Il existe aujourd’hui dans le pays pour l’enseignement secondaire, sans compter les pensionnats français et allemands, sept gymnases, dont trois à Bucharest, les autres à Iassy, Craïova, Ploesti et Berlad, puis, pour le haut enseignement, les deux anciennes académies de Bucharest et d’Iassy. Celles-ci, nouvellement érigées en universités, comprennent des facultés de droit, des lettres et des sciences; Bucharest seul possède aussi maintenant une école de médecine et de pharmacie.

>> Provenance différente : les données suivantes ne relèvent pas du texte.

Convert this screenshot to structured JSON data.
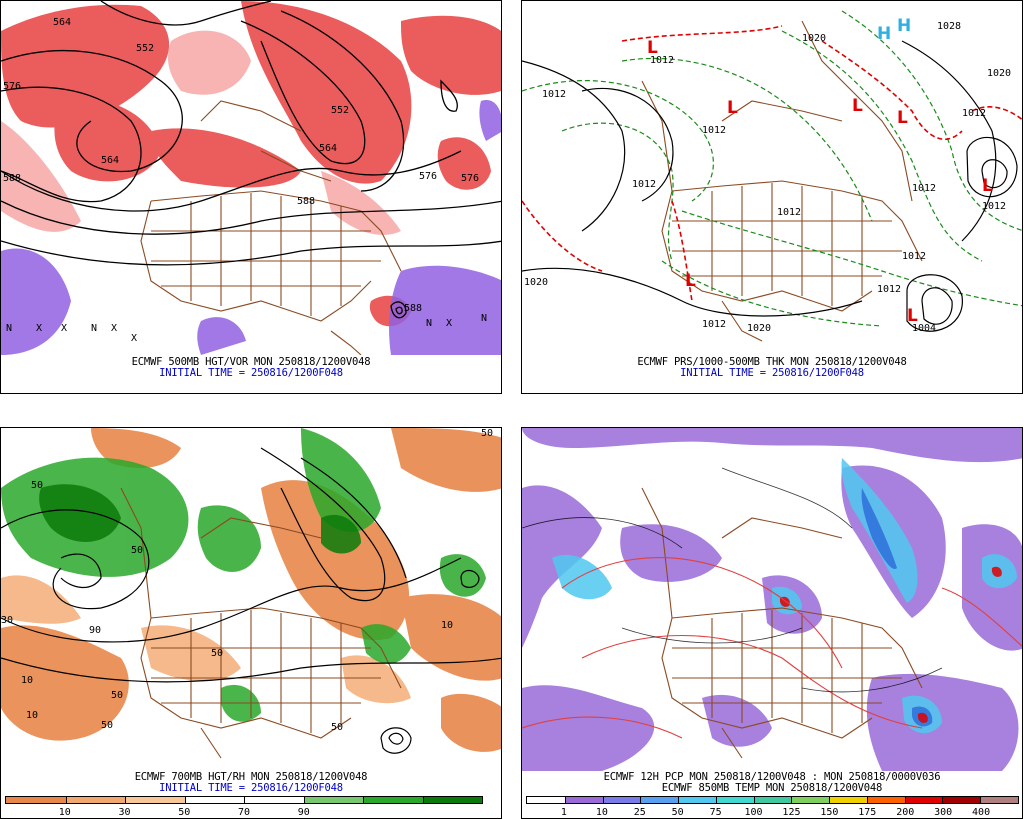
{
  "panels": [
    {
      "id": "p1",
      "caption_line1": "ECMWF 500MB HGT/VOR MON 250818/1200V048",
      "caption_line2": "INITIAL TIME = 250816/1200F048",
      "contour_labels": [
        "564",
        "552",
        "576",
        "588",
        "564",
        "552",
        "564",
        "576",
        "588",
        "588",
        "576"
      ]
    },
    {
      "id": "p2",
      "caption_line1": "ECMWF PRS/1000-500MB THK MON 250818/1200V048",
      "caption_line2": "INITIAL TIME = 250816/1200F048",
      "contour_labels": [
        "1012",
        "1012",
        "1020",
        "1012",
        "1012",
        "1012",
        "1020",
        "1012",
        "1012",
        "1020",
        "1028",
        "1012",
        "1020",
        "1012",
        "1012",
        "1004",
        "1012"
      ],
      "low_markers": [
        "L",
        "L",
        "L",
        "L",
        "L",
        "L",
        "L"
      ],
      "high_markers": [
        "H",
        "H"
      ]
    },
    {
      "id": "p3",
      "caption_line1": "ECMWF 700MB HGT/RH MON 250818/1200V048",
      "caption_line2": "INITIAL TIME = 250816/1200F048",
      "contour_labels": [
        "50",
        "50",
        "10",
        "30",
        "50",
        "10",
        "50",
        "10",
        "50",
        "90",
        "50",
        "50"
      ],
      "colorbar": {
        "ticks": [
          "10",
          "30",
          "50",
          "70",
          "90"
        ],
        "colors": [
          "#e8874a",
          "#f2a86e",
          "#f8c79a",
          "#ffffff",
          "#ffffff",
          "#78c870",
          "#2aa82a",
          "#0a7a0a"
        ]
      }
    },
    {
      "id": "p4",
      "caption_line1": "ECMWF 12H PCP MON 250818/1200V048 : MON 250818/0000V036",
      "caption_line2": "ECMWF 850MB TEMP MON 250818/1200V048",
      "colorbar": {
        "ticks": [
          "1",
          "10",
          "25",
          "50",
          "75",
          "100",
          "125",
          "150",
          "175",
          "200",
          "300",
          "400"
        ],
        "colors": [
          "#ffffff",
          "#9a6ad8",
          "#7a7ae8",
          "#5aa0f0",
          "#50c8f0",
          "#40d8d0",
          "#40c8a0",
          "#80d060",
          "#f0d000",
          "#ff6000",
          "#e00000",
          "#a00000",
          "#b08080"
        ]
      }
    }
  ]
}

Viennent ensuite les écoles spéciales : outre l’école militaire, celles des beaux-arts et des arts et métiers à Iassy, une école des beaux-arts et un conservatoire de musique à Bucharest, une école de commerce à Galatz, et l’institut agricole de Panteleimon. Ces divers établissemens, pour lesquels l’état payait 1,260 professeurs et 2,302 maîtres et maîtresses d’école vers 1868, ne sauraient pourtant être très florissans, s’il est vrai que réunis ils ne comptent guère tous ensemble plus de 3,000 élèves. L’instruction publique et le culte figurent sur le dernier budget annuel pour une dépense de 8,330,000 francs.

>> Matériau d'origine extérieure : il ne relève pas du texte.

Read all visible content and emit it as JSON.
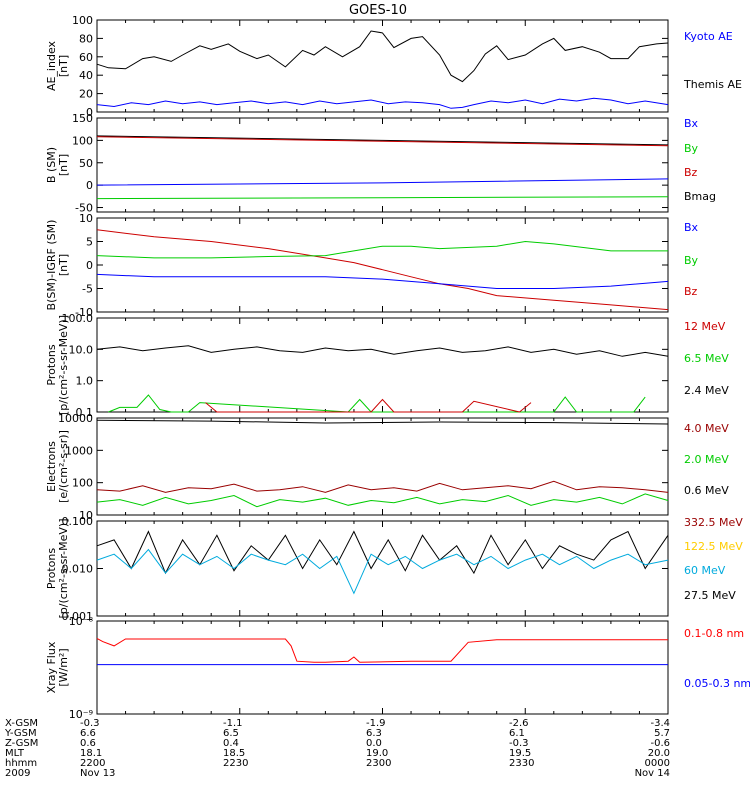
{
  "title": "GOES-10",
  "chart_data": [
    {
      "type": "line",
      "ylabel": [
        "AE_index",
        "[nT]"
      ],
      "ylim": [
        0,
        100
      ],
      "yticks": [
        "0",
        "20",
        "40",
        "60",
        "80",
        "100"
      ],
      "legend": [
        {
          "label": "Kyoto AE",
          "color": "#0000ff"
        },
        {
          "label": "Themis AE",
          "color": "#000000"
        }
      ],
      "series": [
        {
          "name": "Themis AE",
          "color": "#000000",
          "x": [
            0,
            2,
            5,
            8,
            10,
            13,
            15,
            18,
            20,
            23,
            25,
            28,
            30,
            33,
            36,
            38,
            40,
            43,
            46,
            48,
            50,
            52,
            55,
            57,
            60,
            62,
            64,
            66,
            68,
            70,
            72,
            75,
            78,
            80,
            82,
            85,
            88,
            90,
            93,
            95,
            98,
            100
          ],
          "values": [
            52,
            48,
            47,
            58,
            60,
            55,
            62,
            72,
            68,
            74,
            66,
            58,
            62,
            49,
            67,
            62,
            71,
            60,
            71,
            88,
            86,
            70,
            80,
            82,
            62,
            40,
            33,
            45,
            63,
            72,
            57,
            62,
            74,
            80,
            67,
            71,
            65,
            58,
            58,
            71,
            74,
            75
          ]
        },
        {
          "name": "Kyoto AE",
          "color": "#0000ff",
          "x": [
            0,
            3,
            6,
            9,
            12,
            15,
            18,
            21,
            24,
            27,
            30,
            33,
            36,
            39,
            42,
            45,
            48,
            51,
            54,
            57,
            60,
            62,
            64,
            66,
            69,
            72,
            75,
            78,
            81,
            84,
            87,
            90,
            93,
            96,
            100
          ],
          "values": [
            8,
            6,
            10,
            8,
            12,
            9,
            11,
            8,
            10,
            12,
            9,
            11,
            8,
            12,
            9,
            11,
            13,
            9,
            11,
            10,
            8,
            4,
            5,
            8,
            12,
            10,
            13,
            9,
            14,
            12,
            15,
            13,
            9,
            12,
            8
          ]
        }
      ]
    },
    {
      "type": "line",
      "ylabel": [
        "B (SM)",
        "[nT]"
      ],
      "ylim": [
        -60,
        150
      ],
      "yticks": [
        "-50",
        "0",
        "50",
        "100",
        "150"
      ],
      "legend": [
        {
          "label": "Bx",
          "color": "#0000ff"
        },
        {
          "label": "By",
          "color": "#00cc00"
        },
        {
          "label": "Bz",
          "color": "#cc0000"
        },
        {
          "label": "Bmag",
          "color": "#000000"
        }
      ],
      "series": [
        {
          "name": "Bmag",
          "color": "#000000",
          "x": [
            0,
            50,
            100
          ],
          "values": [
            110,
            100,
            90
          ]
        },
        {
          "name": "Bz",
          "color": "#cc0000",
          "x": [
            0,
            50,
            100
          ],
          "values": [
            108,
            98,
            88
          ]
        },
        {
          "name": "Bx",
          "color": "#0000ff",
          "x": [
            0,
            50,
            100
          ],
          "values": [
            0,
            5,
            14
          ]
        },
        {
          "name": "By",
          "color": "#00cc00",
          "x": [
            0,
            50,
            100
          ],
          "values": [
            -30,
            -28,
            -26
          ]
        }
      ]
    },
    {
      "type": "line",
      "ylabel": [
        "B(SM)-IGRF (SM)",
        "[nT]"
      ],
      "ylim": [
        -10,
        10
      ],
      "yticks": [
        "-10",
        "-5",
        "0",
        "5",
        "10"
      ],
      "legend": [
        {
          "label": "Bx",
          "color": "#0000ff"
        },
        {
          "label": "By",
          "color": "#00cc00"
        },
        {
          "label": "Bz",
          "color": "#cc0000"
        }
      ],
      "series": [
        {
          "name": "Bz",
          "color": "#cc0000",
          "x": [
            0,
            10,
            20,
            30,
            40,
            45,
            50,
            55,
            60,
            65,
            70,
            80,
            90,
            95,
            100
          ],
          "values": [
            7.5,
            6,
            5,
            3.5,
            1.5,
            0.5,
            -1,
            -2.5,
            -4,
            -5,
            -6.5,
            -7.5,
            -8.5,
            -9,
            -9.5
          ]
        },
        {
          "name": "By",
          "color": "#00cc00",
          "x": [
            0,
            10,
            20,
            30,
            40,
            45,
            50,
            55,
            60,
            70,
            75,
            80,
            90,
            100
          ],
          "values": [
            2,
            1.5,
            1.5,
            1.8,
            2,
            3,
            4,
            4,
            3.5,
            4,
            5,
            4.5,
            3,
            3
          ]
        },
        {
          "name": "Bx",
          "color": "#0000ff",
          "x": [
            0,
            10,
            20,
            30,
            40,
            50,
            60,
            70,
            80,
            90,
            100
          ],
          "values": [
            -2,
            -2.5,
            -2.5,
            -2.5,
            -2.5,
            -3,
            -4,
            -5,
            -5,
            -4.5,
            -3.5
          ]
        }
      ]
    },
    {
      "type": "line",
      "scale": "log",
      "ylabel": [
        "Protons",
        "[p/(cm²-s-sr-MeV)]"
      ],
      "ylim": [
        0.1,
        100
      ],
      "yticks": [
        "0.1",
        "1.0",
        "10.0",
        "100.0"
      ],
      "legend": [
        {
          "label": "12 MeV",
          "color": "#cc0000"
        },
        {
          "label": "6.5 MeV",
          "color": "#00cc00"
        },
        {
          "label": "2.4 MeV",
          "color": "#000000"
        }
      ],
      "series": [
        {
          "name": "2.4 MeV",
          "color": "#000000",
          "x": [
            0,
            4,
            8,
            12,
            16,
            20,
            24,
            28,
            32,
            36,
            40,
            44,
            48,
            52,
            56,
            60,
            64,
            68,
            72,
            76,
            80,
            84,
            88,
            92,
            96,
            100
          ],
          "values": [
            10,
            12,
            9,
            11,
            13,
            8,
            10,
            12,
            9,
            8,
            11,
            9,
            10,
            7,
            9,
            11,
            8,
            9,
            12,
            8,
            10,
            7,
            9,
            6,
            8,
            6
          ]
        },
        {
          "name": "6.5 MeV",
          "color": "#00cc00",
          "x": [
            2,
            4,
            7,
            9,
            11,
            13,
            16,
            18,
            44,
            46,
            48,
            80,
            82,
            84,
            94,
            96
          ],
          "values": [
            0.1,
            0.14,
            0.14,
            0.35,
            0.12,
            0.1,
            0.1,
            0.2,
            0.1,
            0.25,
            0.1,
            0.1,
            0.3,
            0.1,
            0.1,
            0.3
          ]
        },
        {
          "name": "12 MeV",
          "color": "#cc0000",
          "x": [
            19,
            21,
            48,
            50,
            52,
            64,
            66,
            74,
            76
          ],
          "values": [
            0.2,
            0.1,
            0.1,
            0.25,
            0.1,
            0.1,
            0.22,
            0.1,
            0.2
          ]
        }
      ]
    },
    {
      "type": "line",
      "scale": "log",
      "ylabel": [
        "Electrons",
        "[e/(cm²-s-sr)]"
      ],
      "ylim": [
        10,
        10000
      ],
      "yticks": [
        "10",
        "100",
        "1000",
        "10000"
      ],
      "legend": [
        {
          "label": "4.0 MeV",
          "color": "#990000"
        },
        {
          "label": "2.0 MeV",
          "color": "#00cc00"
        },
        {
          "label": "0.6 MeV",
          "color": "#000000"
        }
      ],
      "series": [
        {
          "name": "0.6 MeV",
          "color": "#000000",
          "x": [
            0,
            20,
            40,
            60,
            80,
            100
          ],
          "values": [
            8500,
            8000,
            7000,
            7500,
            7200,
            6500
          ]
        },
        {
          "name": "4.0 MeV",
          "color": "#990000",
          "x": [
            0,
            4,
            8,
            12,
            16,
            20,
            24,
            28,
            32,
            36,
            40,
            44,
            48,
            52,
            56,
            60,
            64,
            68,
            72,
            76,
            80,
            84,
            88,
            92,
            96,
            100
          ],
          "values": [
            60,
            55,
            80,
            50,
            70,
            65,
            90,
            55,
            60,
            75,
            50,
            85,
            60,
            70,
            55,
            95,
            60,
            70,
            80,
            65,
            110,
            60,
            75,
            70,
            60,
            50
          ]
        },
        {
          "name": "2.0 MeV",
          "color": "#00cc00",
          "x": [
            0,
            4,
            8,
            12,
            16,
            20,
            24,
            28,
            32,
            36,
            40,
            44,
            48,
            52,
            56,
            60,
            64,
            68,
            72,
            76,
            80,
            84,
            88,
            92,
            96,
            100
          ],
          "values": [
            25,
            30,
            20,
            35,
            22,
            28,
            40,
            18,
            30,
            25,
            33,
            20,
            28,
            24,
            35,
            22,
            30,
            26,
            40,
            20,
            30,
            25,
            35,
            22,
            45,
            28
          ]
        }
      ]
    },
    {
      "type": "line",
      "scale": "log",
      "ylabel": [
        "Protons",
        "[p/(cm²-s-sr-MeV)]"
      ],
      "ylim": [
        0.001,
        0.1
      ],
      "yticks": [
        "0.001",
        "0.010",
        "0.100"
      ],
      "legend": [
        {
          "label": "332.5 MeV",
          "color": "#990000"
        },
        {
          "label": "122.5 MeV",
          "color": "#ffcc00"
        },
        {
          "label": "60 MeV",
          "color": "#00aadd"
        },
        {
          "label": "27.5 MeV",
          "color": "#000000"
        }
      ],
      "series": [
        {
          "name": "27.5 MeV",
          "color": "#000000",
          "x": [
            0,
            3,
            6,
            9,
            12,
            15,
            18,
            21,
            24,
            27,
            30,
            33,
            36,
            39,
            42,
            45,
            48,
            51,
            54,
            57,
            60,
            63,
            66,
            69,
            72,
            75,
            78,
            81,
            84,
            87,
            90,
            93,
            96,
            100
          ],
          "values": [
            0.03,
            0.04,
            0.01,
            0.06,
            0.008,
            0.04,
            0.012,
            0.05,
            0.009,
            0.03,
            0.015,
            0.05,
            0.01,
            0.04,
            0.012,
            0.06,
            0.01,
            0.04,
            0.009,
            0.05,
            0.015,
            0.03,
            0.008,
            0.05,
            0.012,
            0.04,
            0.01,
            0.03,
            0.02,
            0.015,
            0.04,
            0.06,
            0.01,
            0.05
          ]
        },
        {
          "name": "60 MeV",
          "color": "#00aadd",
          "x": [
            0,
            3,
            6,
            9,
            12,
            15,
            18,
            21,
            24,
            27,
            30,
            33,
            36,
            39,
            42,
            45,
            48,
            51,
            54,
            57,
            60,
            63,
            66,
            69,
            72,
            75,
            78,
            81,
            84,
            87,
            90,
            93,
            96,
            100
          ],
          "values": [
            0.015,
            0.02,
            0.01,
            0.025,
            0.008,
            0.02,
            0.012,
            0.018,
            0.01,
            0.02,
            0.015,
            0.012,
            0.02,
            0.01,
            0.018,
            0.003,
            0.02,
            0.012,
            0.018,
            0.01,
            0.015,
            0.02,
            0.012,
            0.018,
            0.01,
            0.015,
            0.02,
            0.012,
            0.018,
            0.01,
            0.015,
            0.02,
            0.012,
            0.015
          ]
        }
      ]
    },
    {
      "type": "line",
      "scale": "log",
      "ylabel": [
        "Xray Flux",
        "[W/m²]"
      ],
      "ylim": [
        1e-09,
        1e-08
      ],
      "yticks": [
        "10⁻⁹",
        "10⁻⁸"
      ],
      "legend": [
        {
          "label": "0.1-0.8 nm",
          "color": "#ff0000"
        },
        {
          "label": "0.05-0.3 nm",
          "color": "#0000ff"
        }
      ],
      "series": [
        {
          "name": "0.1-0.8 nm",
          "color": "#ff0000",
          "x": [
            0,
            1,
            3,
            5,
            8,
            20,
            33,
            34,
            35,
            38,
            40,
            44,
            45,
            46,
            55,
            62,
            65,
            70,
            75,
            100
          ],
          "values": [
            6.5e-09,
            6e-09,
            5.4e-09,
            6.4e-09,
            6.4e-09,
            6.4e-09,
            6.4e-09,
            5.4e-09,
            3.7e-09,
            3.6e-09,
            3.6e-09,
            3.7e-09,
            4.1e-09,
            3.6e-09,
            3.7e-09,
            3.7e-09,
            5.9e-09,
            6.3e-09,
            6.3e-09,
            6.3e-09
          ]
        },
        {
          "name": "0.05-0.3 nm",
          "color": "#0000ff",
          "x": [
            0,
            100
          ],
          "values": [
            3.4e-09,
            3.4e-09
          ]
        }
      ]
    }
  ],
  "axis_table": {
    "rows": [
      {
        "label": "X-GSM",
        "values": [
          "-0.3",
          "-1.1",
          "-1.9",
          "-2.6",
          "-3.4"
        ]
      },
      {
        "label": "Y-GSM",
        "values": [
          "6.6",
          "6.5",
          "6.3",
          "6.1",
          "5.7"
        ]
      },
      {
        "label": "Z-GSM",
        "values": [
          "0.6",
          "0.4",
          "0.0",
          "-0.3",
          "-0.6"
        ]
      },
      {
        "label": "MLT",
        "values": [
          "18.1",
          "18.5",
          "19.0",
          "19.5",
          "20.0"
        ]
      },
      {
        "label": "hhmm",
        "values": [
          "2200",
          "2230",
          "2300",
          "2330",
          "0000"
        ]
      },
      {
        "label": "2009",
        "values": [
          "Nov 13",
          "",
          "",
          "",
          "Nov 14"
        ]
      }
    ]
  }
}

Bien que l’état ait certainement plus fait pour l’enseignement supérieur que pour l’instruction populaire, hors des villes, le premier laisse également à désirer; nous doutons même un peu que l’on y soit dans une très bonne voie, attendu qu’en Roumanie comme en Hongrie on a cru devoir, pour mieux affermir la nationalité, s’attacher au principe qu’il ne doit y avoir d’enseignement public que dans l’idiome national. Cette mesure va contre son but dans un pays où l’organisation de l’enseignement supérieur est encore très incomplète dans la plupart de ses branches; en excluant des chaires du pays tout étranger auquel l’idiome n’est point familier, elle en éloigne les hommes d’un mérite éprouvé. Or tout le monde sait que les Roumains ont pour apprendre les langues vivantes non-seulement la même facilité que les Slaves, mais mille occasions dans les familles et l’entourage des classes supérieures, ainsi que dans les pensionnats où elles envoient leurs enfans. Aussi l’usage du français et la connaissance de l’allemand sont-ils aujourd’hui plus répandus que jamais. Ni le roumain, ni le magyar, n’ont retiré un profit de leur condition privilégiée, car les langues ne se forment, grandissent et se perfectionnent qu’avec l’esprit même des nations, non pas à l’ombre d’un régime exclusif, mais en raison de la liberté qu’on y laisse au commerce des idées.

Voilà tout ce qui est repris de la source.